Les Yes Men, deux militants américains qui se sont rendus célèbres en créant de faux sites web qui mettent les gouvernements et les grandes entreprises dans l'embarras, ont maintenant des disciples à Montréal. Dans une supercherie mise en ligne le 14 juillet, ces derniers s'en sont pris à la France, qui, depuis, cherche à effacer leurs traces sur le web.

Dans un pastiche du site web du Quai d'Orsay, sur lequel apparaissait une vidéo d'une conférence de presse ainsi qu'un communiqué de presse, on pouvait lire que la France comptait restituer à Haïti près de 17 milliards d'euros (21 milliards de dollars).

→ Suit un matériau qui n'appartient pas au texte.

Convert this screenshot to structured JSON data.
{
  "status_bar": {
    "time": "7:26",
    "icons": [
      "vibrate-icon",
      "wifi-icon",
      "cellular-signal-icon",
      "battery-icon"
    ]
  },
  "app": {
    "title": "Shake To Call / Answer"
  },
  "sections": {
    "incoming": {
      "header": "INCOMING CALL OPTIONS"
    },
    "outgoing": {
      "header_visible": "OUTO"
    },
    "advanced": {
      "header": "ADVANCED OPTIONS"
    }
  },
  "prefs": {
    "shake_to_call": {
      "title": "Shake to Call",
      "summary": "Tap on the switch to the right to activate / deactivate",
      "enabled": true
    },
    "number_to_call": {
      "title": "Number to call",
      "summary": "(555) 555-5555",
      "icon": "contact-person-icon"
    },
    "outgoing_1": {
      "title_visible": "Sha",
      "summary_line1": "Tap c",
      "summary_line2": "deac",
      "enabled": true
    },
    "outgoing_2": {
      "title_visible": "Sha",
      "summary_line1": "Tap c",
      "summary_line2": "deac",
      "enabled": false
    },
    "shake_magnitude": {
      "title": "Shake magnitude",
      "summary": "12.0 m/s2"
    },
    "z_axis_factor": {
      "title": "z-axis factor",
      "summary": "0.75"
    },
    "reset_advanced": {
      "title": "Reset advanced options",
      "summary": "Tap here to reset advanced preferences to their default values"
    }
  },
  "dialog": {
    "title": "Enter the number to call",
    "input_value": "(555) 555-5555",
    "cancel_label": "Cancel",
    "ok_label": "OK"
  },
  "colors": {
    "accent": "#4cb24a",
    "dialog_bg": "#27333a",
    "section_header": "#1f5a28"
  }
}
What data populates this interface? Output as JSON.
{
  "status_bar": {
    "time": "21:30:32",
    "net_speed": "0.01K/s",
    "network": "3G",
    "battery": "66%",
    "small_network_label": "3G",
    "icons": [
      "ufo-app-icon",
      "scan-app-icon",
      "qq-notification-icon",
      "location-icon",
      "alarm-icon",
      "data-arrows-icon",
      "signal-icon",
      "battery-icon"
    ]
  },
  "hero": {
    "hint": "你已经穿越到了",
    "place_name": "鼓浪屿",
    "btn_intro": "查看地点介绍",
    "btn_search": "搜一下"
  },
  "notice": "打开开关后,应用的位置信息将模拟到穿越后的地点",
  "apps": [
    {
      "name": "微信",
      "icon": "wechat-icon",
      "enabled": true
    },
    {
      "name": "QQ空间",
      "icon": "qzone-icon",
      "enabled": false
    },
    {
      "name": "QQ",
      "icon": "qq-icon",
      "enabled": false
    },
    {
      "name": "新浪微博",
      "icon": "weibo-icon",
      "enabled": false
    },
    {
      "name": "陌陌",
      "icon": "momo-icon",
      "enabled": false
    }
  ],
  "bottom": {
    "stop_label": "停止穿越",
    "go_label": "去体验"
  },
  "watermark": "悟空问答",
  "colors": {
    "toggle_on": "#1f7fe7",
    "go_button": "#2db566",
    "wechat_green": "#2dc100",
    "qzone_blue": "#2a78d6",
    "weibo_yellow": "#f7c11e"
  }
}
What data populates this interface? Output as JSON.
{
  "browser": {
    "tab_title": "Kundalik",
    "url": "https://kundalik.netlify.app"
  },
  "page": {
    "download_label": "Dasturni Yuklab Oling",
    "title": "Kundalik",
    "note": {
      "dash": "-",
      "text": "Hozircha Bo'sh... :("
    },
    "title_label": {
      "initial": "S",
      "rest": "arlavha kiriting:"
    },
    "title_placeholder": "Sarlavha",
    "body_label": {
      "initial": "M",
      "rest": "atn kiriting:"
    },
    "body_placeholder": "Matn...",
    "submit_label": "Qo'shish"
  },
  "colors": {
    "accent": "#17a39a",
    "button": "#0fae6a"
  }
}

Cette somme, expliquait la «porte-parole» du Quai d'Orsay dans la fausse vidéo, équivalait à la somme, majorée d'intérêts de 5%, que le petit pays antillais a versée à l'ancien colonisateur de 1825 à 1952 en échange de son indépendance.

Cette nouvelle, qui a vite fait le tour de la planète médiatique, a été démentie par le Quai d'Orsay. Vendredi dernier, le faux site web, qui était à l'adresse wwww.diplomatiegov.fr, a été bloqué par les autorités françaises pour réapparaître ailleurs.

Interrogées hier par La Presse, des sources du ministère des Affaires étrangères de l'Hexagone n'ont pas caché que des efforts étaient toujours déployés pour nettoyer l'internet de la supercherie. Une poursuite contre le groupe qui est à l'origine de la farce n'est pas exclue.

Militants masqués

Malgré la mise en garde des autorités françaises, les instigateurs de la farce, regroupés dans le Comité pour le remboursement immédiat des milliards envolés d'Haïti (CRIME), promettent de continuer leur croisade contre le gouvernement français. «Notre manière à nous de poursuivre la France, c'est sur le web», a dit une porte-parole du collectif lors d'une conférence de presse qui a eu lieu à Montréal hier matin.

Masquée, cette dernière a refusé de révéler son identité. Trois de ses comparses, aussi présents, portaient eux aussi un loup noir. «Nous avons consulté un avocat qui nous a dit qu'il était mieux de ne pas nous identifier», a répondu la porte-parole anonyme.

La militante masquée a noté que plus de 20 personnes, au Canada, aux États-Unis et en France, ont contribué à la préparation du canular depuis avril. Ces derniers ont eu droit à l'appui et à l'expertise des Yes Men, qui ont notamment piégé le gouvernement de Stephen Harper l'hiver dernier lors de la conférence de Copenhague sur les changement climatiques. Ayant créé un pastiche du site d'Environnement Canada, les Yes Men avaient annoncé dans un communiqué de presse que le Canada comptait réduire dramatiquement ses émissions de gaz à effet de serre et verser 13 milliards aux pays en voie de développement.

Lors des grandes conférences sur la reconstruction d'Haïti réunissant des pays donateurs au cours des derniers mois, l'idée de «faire un coup médiatique» similaire a germé dans la tête des membres de CRIME.

Ce n'est pas la première fois qu'un groupe revendique le remboursement par la France de la somme exigée d'Haïti par le roi Charles X en 1825 au nom des colons français qui avaient perdu des terres, des esclaves et des revenus commerciaux après l'accession de la perle des Antilles à l'indépendance. L'ancien président haïtien Jean-Bertrand Aristide avait évoqué l'idée en 2004. Une pétition circule aussi dans le web à cet effet.